Lorsque Consuelo, coiffée par Keller, et parée, grâce à ses soins et à son
zèle, avec une élégante simplicité, fut introduite par le Porpora dans le
salon de la margrave, elle se plaça avec lui derrière le clavecin qu'on
avait rangé en biais dans un angle, afin de ne point embarrasser la
compagnie. Il n'y avait encore personne d'arrivé, tant le Porpora était
ponctuel, et les valets achevaient d'allumer les bougies. Le maestro se mit
à essayer le clavecin, et à peine en eut-il tiré quelques sons qu'une dame
fort belle entra et vint à lui avec une grâce affable. Comme le Porpora
la saluait avec le plus grand respect, et l'appelait Princesse, Consuelo
la prit pour la margrave; et, selon l'usage, lui baisa la main. Cette main
froide et décolorée pressa celle de la jeune fille avec une cordialité
qu'on rencontre rarement chez les grands, et qui gagna tout de suite
l'affection de Consuelo. La princesse paraissait âgée d'environ trente ans,
sa taille était élégante sans être correcte; on pouvait même y remarquer
certaines déviations qui semblaient le résultat de grandes souffrances
physiques. Son visage était admirable, mais d'une pâleur effrayante, et
l'expression d'une profonde douleur l'avait prématurément flétri et ravagé.
La toilette était exquise, mais simple, et décente jusqu'à la sévérité.
Un air de bonté, de tristesse et de modestie craintive était répandu dans
toute cette belle personne, et le son de sa voix avait quelque chose
d'humble et d'attendrissant dont Consuelo se sentit pénétrée. Avant que
cette dernière eût le temps de comprendre que ce n'était point là la
margrave, la véritable margrave parut. Elle avait alors plus de la
cinquantaine, et si le portrait qu'on a lu en tête de ce chapitre, et
qui avait été fait dix ans auparavant, était alors un peu chargé, il ne
l'était certainement plus au moment où Consuelo la vit. Il fallait même
de l'obligeance pour s'apercevoir que la comtesse Hoditz avait été une
des beautés de l'Allemagne, quoiqu'elle fût peinte et parée avec une
recherche de coquetterie fort savante.
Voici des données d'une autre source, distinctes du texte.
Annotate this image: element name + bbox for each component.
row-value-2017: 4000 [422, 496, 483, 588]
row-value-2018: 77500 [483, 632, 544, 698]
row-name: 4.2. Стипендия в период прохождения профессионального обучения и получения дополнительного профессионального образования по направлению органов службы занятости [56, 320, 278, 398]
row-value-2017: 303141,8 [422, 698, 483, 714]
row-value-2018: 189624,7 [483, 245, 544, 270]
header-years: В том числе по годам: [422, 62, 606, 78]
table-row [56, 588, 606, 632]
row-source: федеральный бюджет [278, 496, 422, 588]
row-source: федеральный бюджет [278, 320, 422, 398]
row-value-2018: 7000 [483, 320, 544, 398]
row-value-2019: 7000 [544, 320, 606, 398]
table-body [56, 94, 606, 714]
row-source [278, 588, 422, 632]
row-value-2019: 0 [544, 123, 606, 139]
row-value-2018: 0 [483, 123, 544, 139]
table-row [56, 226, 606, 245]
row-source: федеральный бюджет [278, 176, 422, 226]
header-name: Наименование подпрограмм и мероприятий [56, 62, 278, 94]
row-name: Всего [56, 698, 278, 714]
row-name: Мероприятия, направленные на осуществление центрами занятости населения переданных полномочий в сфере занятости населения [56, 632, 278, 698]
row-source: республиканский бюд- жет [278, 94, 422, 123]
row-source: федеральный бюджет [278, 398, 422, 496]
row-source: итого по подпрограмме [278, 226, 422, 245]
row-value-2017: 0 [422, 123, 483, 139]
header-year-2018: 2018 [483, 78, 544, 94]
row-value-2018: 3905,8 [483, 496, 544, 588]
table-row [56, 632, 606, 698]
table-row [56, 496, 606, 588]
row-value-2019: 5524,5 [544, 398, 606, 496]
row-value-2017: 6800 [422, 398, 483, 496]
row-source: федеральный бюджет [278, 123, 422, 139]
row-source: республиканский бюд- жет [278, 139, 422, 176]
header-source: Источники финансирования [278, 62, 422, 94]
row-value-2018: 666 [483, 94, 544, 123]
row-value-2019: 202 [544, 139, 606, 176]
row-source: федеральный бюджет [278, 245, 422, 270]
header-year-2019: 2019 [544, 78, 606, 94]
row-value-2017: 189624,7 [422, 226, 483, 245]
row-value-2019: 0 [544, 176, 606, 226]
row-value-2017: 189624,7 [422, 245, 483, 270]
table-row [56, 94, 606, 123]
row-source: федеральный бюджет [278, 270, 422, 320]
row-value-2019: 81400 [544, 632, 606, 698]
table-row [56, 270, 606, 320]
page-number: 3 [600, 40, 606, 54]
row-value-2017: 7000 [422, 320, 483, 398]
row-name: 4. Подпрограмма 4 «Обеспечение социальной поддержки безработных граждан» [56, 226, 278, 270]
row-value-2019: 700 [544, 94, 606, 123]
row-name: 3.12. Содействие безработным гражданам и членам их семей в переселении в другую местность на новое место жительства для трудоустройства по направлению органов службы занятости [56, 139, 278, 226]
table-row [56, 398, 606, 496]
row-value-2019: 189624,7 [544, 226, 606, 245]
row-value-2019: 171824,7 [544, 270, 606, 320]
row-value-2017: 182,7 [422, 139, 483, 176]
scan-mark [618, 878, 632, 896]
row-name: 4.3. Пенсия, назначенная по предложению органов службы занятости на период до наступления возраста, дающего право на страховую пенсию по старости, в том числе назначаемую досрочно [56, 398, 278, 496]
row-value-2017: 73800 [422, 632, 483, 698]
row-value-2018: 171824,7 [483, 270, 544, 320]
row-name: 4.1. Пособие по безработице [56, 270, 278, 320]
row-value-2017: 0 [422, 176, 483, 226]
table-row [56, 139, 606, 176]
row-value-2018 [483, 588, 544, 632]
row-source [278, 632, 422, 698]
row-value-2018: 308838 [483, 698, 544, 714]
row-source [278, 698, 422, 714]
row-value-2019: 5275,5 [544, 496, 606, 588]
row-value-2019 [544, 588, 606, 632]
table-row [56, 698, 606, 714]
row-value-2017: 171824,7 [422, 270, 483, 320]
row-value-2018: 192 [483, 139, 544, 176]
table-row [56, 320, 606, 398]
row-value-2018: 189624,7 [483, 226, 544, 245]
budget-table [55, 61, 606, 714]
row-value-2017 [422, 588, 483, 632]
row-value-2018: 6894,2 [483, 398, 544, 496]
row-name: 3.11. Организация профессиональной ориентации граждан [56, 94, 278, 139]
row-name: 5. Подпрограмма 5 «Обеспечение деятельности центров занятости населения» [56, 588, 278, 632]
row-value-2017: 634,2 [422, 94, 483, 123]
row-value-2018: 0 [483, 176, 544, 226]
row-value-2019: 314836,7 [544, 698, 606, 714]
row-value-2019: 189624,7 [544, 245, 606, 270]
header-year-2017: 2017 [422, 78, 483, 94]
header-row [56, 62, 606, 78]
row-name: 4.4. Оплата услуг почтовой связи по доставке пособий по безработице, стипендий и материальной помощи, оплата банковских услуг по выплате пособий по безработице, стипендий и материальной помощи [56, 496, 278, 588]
L'embonpoint de l'âge mûr avait
envahi des formes sur lesquelles la margrave persistait à se faire
d'étranges illusions; car ses épaules et sa poitrine nues affrontaient
les regards avec un orgueil que la statuaire antique peut seule afficher.
Elle était coiffée de fleurs, de diamants et de plumes comme une jeune
femme, et sa robe ruisselait de pierreries.

«Maman, dit la princesse qui avait causé l'erreur de Consuelo, voici la
jeune personne que maître Porpora nous avait annoncée, et qui va nous
procurer le plaisir d'entendre la belle musique de son nouvel opéra.

--Ce n'est pas une raison, répondit la margrave en toisant Consuelo de
la tête aux pieds, pour que vous la teniez ainsi par la main. Allez vous
asseoir vers le clavecin, Mademoiselle, je suis fort aise de vous voir,
vous chanterez quand la société sera rassemblée. Maître Porpora, je vous
salue. Je vous demande pardon si je ne m'occupe pas de vous. Je m'aperçois
qu'il manque quelque chose à ma toilette. Ma fille, parlez un peu avec
maître Porpora. C'est un homme de talent, que j'estime.»

Ayant ainsi parlé d'une voix plus rauque que celle d'un soldat, la grosse
margrave tourna pesamment sur ses talons, et rentra dans ses appartements.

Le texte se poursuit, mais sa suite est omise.